Another disturbing finding of the OECD is that younger age cohorts in the U.S. do not seem to have skills as high as those in the cohort just below age 65.
All of this suggests that America's economic future may not be as bright as its past -- or that the current economic doldrums may turn out to be the new normal.
What to do? The OECD sensibly calls for better education and more adult skills training. In fact, many worthy attempts have been made and are being made to improve education around the country, and some have had positive results.
Even the Obama administration, despite its political debts to teacher unions, has pitched in to some extent.

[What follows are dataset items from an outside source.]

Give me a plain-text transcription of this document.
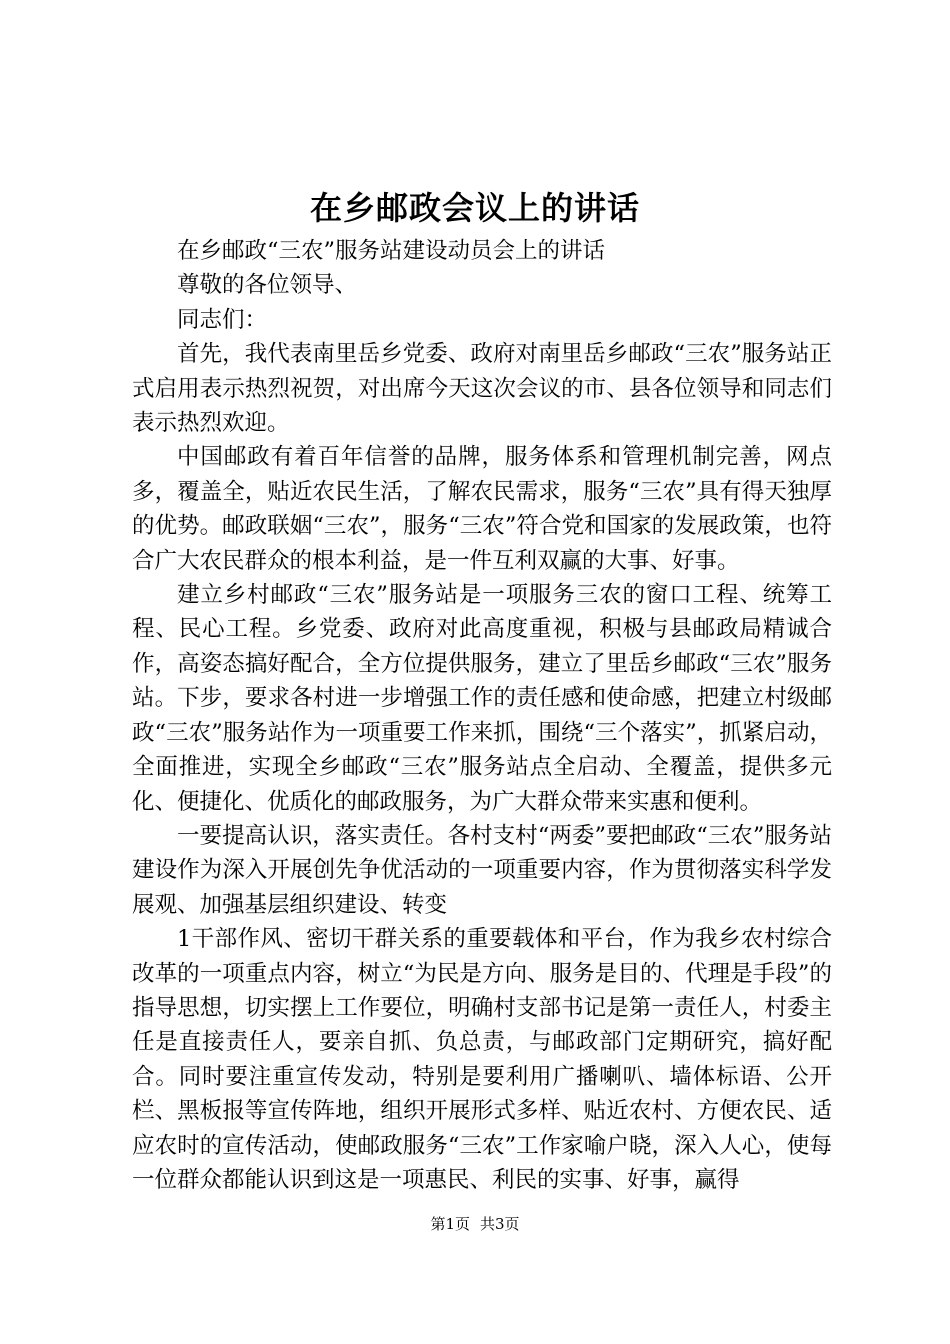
在乡邮政会议上的讲话

在乡邮政“三农”服务站建设动员会上的讲话

尊敬的各位领导、

同志们：

首先，我代表南里岳乡党委、政府对南里岳乡邮政“三农”服务站正式启用表示热烈祝贺，对出席今天这次会议的市、县各位领导和同志们表示热烈欢迎。

中国邮政有着百年信誉的品牌，服务体系和管理机制完善，网点多，覆盖全，贴近农民生活，了解农民需求，服务“三农”具有得天独厚的优势。邮政联姻“三农”，服务“三农”符合党和国家的发展政策，也符合广大农民群众的根本利益，是一件互利双赢的大事、好事。

建立乡村邮政“三农”服务站是一项服务三农的窗口工程、统筹工程、民心工程。乡党委、政府对此高度重视，积极与县邮政局精诚合作，高姿态搞好配合，全方位提供服务，建立了里岳乡邮政“三农”服务站。下步，要求各村进一步增强工作的责任感和使命感，把建立村级邮政“三农”服务站作为一项重要工作来抓，围绕“三个落实”，抓紧启动，全面推进，实现全乡邮政“三农”服务站点全启动、全覆盖，提供多元化、便捷化、优质化的邮政服务，为广大群众带来实惠和便利。

一要提高认识，落实责任。各村支村“两委”要把邮政“三农”服务站建设作为深入开展创先争优活动的一项重要内容，作为贯彻落实科学发展观、加强基层组织建设、转变

1干部作风、密切干群关系的重要载体和平台，作为我乡农村综合改革的一项重点内容，树立“为民是方向、服务是目的、代理是手段”的指导思想，切实摆上工作要位，明确村支部书记是第一责任人，村委主任是直接责任人，要亲自抓、负总责，与邮政部门定期研究，搞好配合。同时要注重宣传发动，特别是要利用广播喇叭、墙体标语、公开栏、黑板报等宣传阵地，组织开展形式多样、贴近农村、方便农民、适应农时的宣传活动，使邮政服务“三农”工作家喻户晓，深入人心，使每一位群众都能认识到这是一项惠民、利民的实事、好事，赢得

第1页 共3页
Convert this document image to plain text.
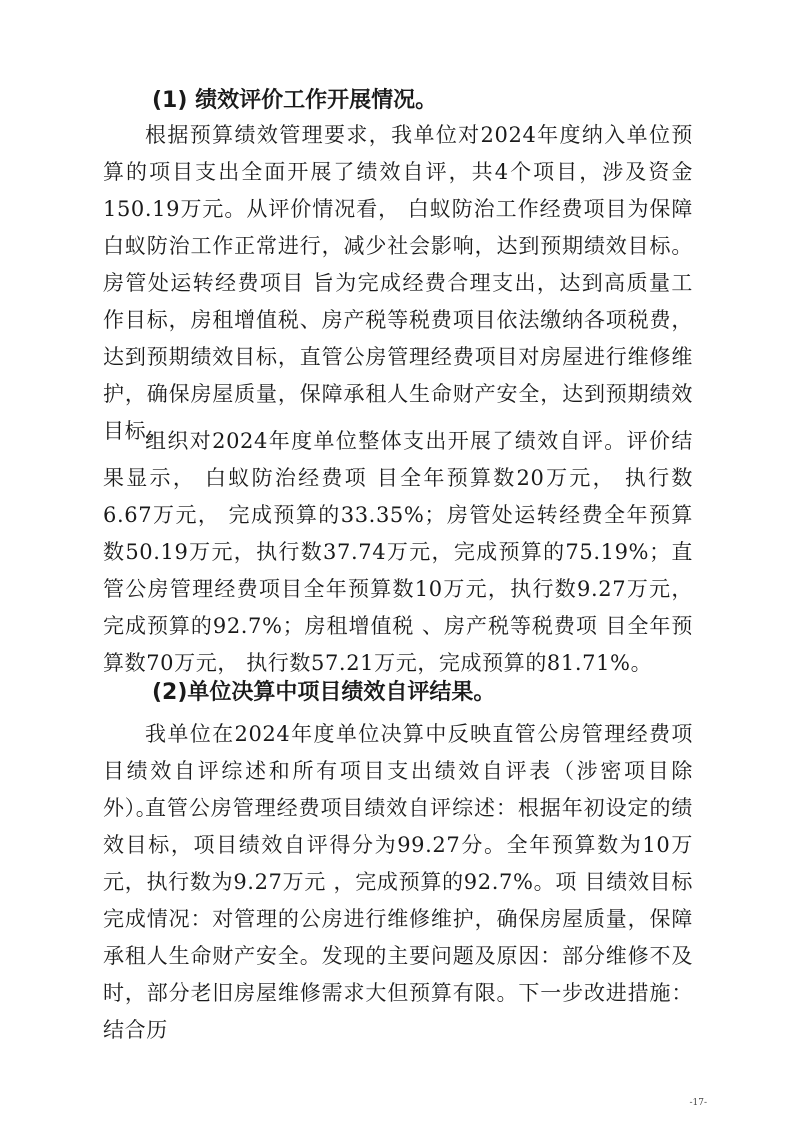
(1) 绩效评价工作开展情况。

根据预算绩效管理要求，我单位对2024年度纳入单位预算的项目支出全面开展了绩效自评，共4个项目，涉及资金150.19万元。从评价情况看， 白蚁防治工作经费项目为保障白蚁防治工作正常进行，减少社会影响，达到预期绩效目标。房管处运转经费项目 旨为完成经费合理支出，达到高质量工作目标，房租增值税、房产税等税费项目依法缴纳各项税费，达到预期绩效目标，直管公房管理经费项目对房屋进行维修维护，确保房屋质量，保障承租人生命财产安全，达到预期绩效目标。

组织对2024年度单位整体支出开展了绩效自评。评价结果显示， 白蚁防治经费项 目全年预算数20万元， 执行数6.67万元， 完成预算的33.35%；房管处运转经费全年预算数50.19万元，执行数37.74万元，完成预算的75.19%；直管公房管理经费项目全年预算数10万元，执行数9.27万元，完成预算的92.7%；房租增值税 、房产税等税费项 目全年预算数70万元， 执行数57.21万元，完成预算的81.71%。

(2)单位决算中项目绩效自评结果。

我单位在2024年度单位决算中反映直管公房管理经费项目绩效自评综述和所有项目支出绩效自评表（涉密项目除外）。

直管公房管理经费项目绩效自评综述：根据年初设定的绩效目标，项目绩效自评得分为99.27分。全年预算数为10万元，执行数为9.27万元 ，完成预算的92.7%。项 目绩效目标完成情况：对管理的公房进行维修维护，确保房屋质量，保障承租人生命财产安全。发现的主要问题及原因：部分维修不及时，部分老旧房屋维修需求大但预算有限。下一步改进措施：结合历

-17-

In the meantime, the United States can do something about improving skill sets by changing its immigration laws to increase high-skill immigration.
Current immigration law has inadvertently resulted in a vast low-skill migration from Latin America and especially from Mexico. Unanticipated large numbers have used the family reunification provisions to come in legally, and large numbers have crossed the border illegally.
Congress can change that by cutting back on extended family reunification, improving border enforcement and requiring use of e-Verify or other status verification technology.
More important, Congress can vastly expand high-skill immigration. The Senate bill passed last spring goes some distance toward this, but not far enough.
The U.S. should take a lesson from its Anglosphere cousins Australia and Canada, which both have higher immigration proportionate to population and which both outscored the U.S. in literacy, numeracy and high-tech problem solving in the OECD survey.
Australia and Canada allocate large shares of their immigration flow by point systems, which give credit for educational achievement and marketable skills. They do not necessarily tie high-skill immigrants to a single petitioning employer, as H-1B visas do in the U.S.
Both countries are attracting high-skill immigrants, especially from China and India, and both have had better performing economies than the U.S. does.
Making a concerted effort to attract high-skill immigrants should be a no-brainer for America.